Ahhh thank you so much! Glad to hear this positive outcome although whatever happens would be fine ! HV just got me worrying and then googling and going into a downwards spiral and coming across all sorts! Baby was born at 37 weeks too although they class as ‘full term’ but must have some impact!

Crikeyalmighty · 12/09/2023 23:49

@Paineel my son never said a word till he was 2 years 1month- lots of stupid noises but no actual words. Since he started he hasn't stopped- he's 25 now and literally as soon as he started talking he spoke in full sentences- I don't remember him ever cooing at all

Paineel · 13/09/2023 00:27

T93 · 12/09/2023 23:47

Ahhh thank you so much! Glad to hear this positive outcome although whatever happens would be fine ! HV just got me worrying and then googling and going into a downwards spiral and coming across all sorts! Baby was born at 37 weeks too although they class as ‘full term’ but must have some impact!

I think the same especially when talking about such early milestones. An 8 week old baby born at 37 weeks has really only existed as long as a full term 5 week old and this early on there's a big difference between a 5 week old and an 8 week old.
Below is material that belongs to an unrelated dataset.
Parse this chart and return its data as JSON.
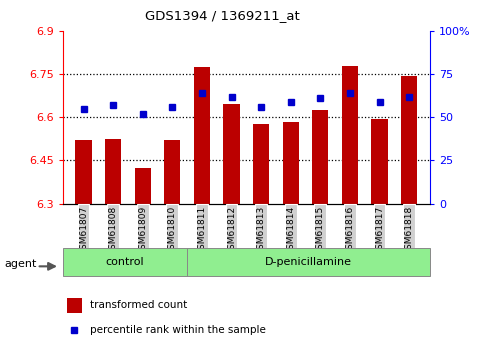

I think some HVs are more cautious than others. Mine has been useless the whole time and I avoid speaking to her if necessary. To be honest I personally wouldn't worry even if you're still getting no smiles or coos by the end of next week. It'll probably just happen one day all of a sudden.

I think it's good your HV doesn't just dismiss things but sometimes the ultra specific milestones can start feeling like deadlines and can increase worry needlessly. In a few months you'll probably barely remember these worried and have brand new ones in their place which will also soon be forgotten. Take care and try to limit the googling.